Suddenly, with an earsplitting crash, a fractal fork of lightning arced between two prominences. It came toward Eva, ended only meters from her; for the second time she clutched her seatmate tightly. The audience gasped, then muttered and tittered nervously. Five or ten seconds later a second bolt, shorter and with a different vector, again gave a snapshot of the interior of the storm. The music began to sound like mountain horns in the far distance, great deep bass tones punching through intervening winds. Another bolt, more crooked than the last, flared and died…then another, and another.
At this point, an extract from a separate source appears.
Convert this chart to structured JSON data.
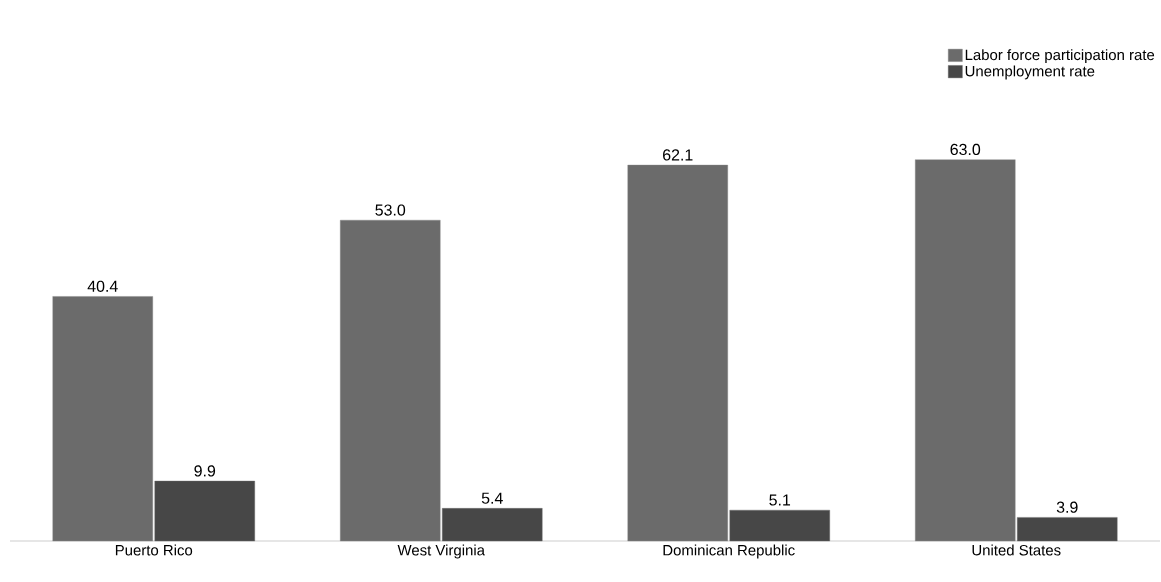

Their randomness was convincing; they came anywhere from two to twenty seconds apart, lingering in the eye for nearly a second.
Then all at once all twelve dancers were there, caught in the sudden glare of God’s flashbulb, frozen in tableau. Again the audience murmured. The next flash found them in a different tableau, and the next. Sometimes they were arrayed as two sextets, sometimes as four trios, or three quartets, or a septet and quintet, or six pairs; sometimes they were simply twelve lost individuals. No matter how close together the flashes came, the dancers were never caught in motion. Eva wondered how they managed to navigate to each new position in the dark without colliding, but refused to let herself speculate on how the trick was being done, preferring to simply enjoy it. Soon she was noting patterns in the progression of patterns itself. The whole thing began to remind her of the ancient computer game called “Life,” in which a collection of cells changes shape and structure in successive frames, “evolving” and “growing” according to simple rules. This was like a three-dimensional Life sequence run at a very slow frame rate, had the same weird but intuitively appealing beauty, constantly changing yet remaining stable over time.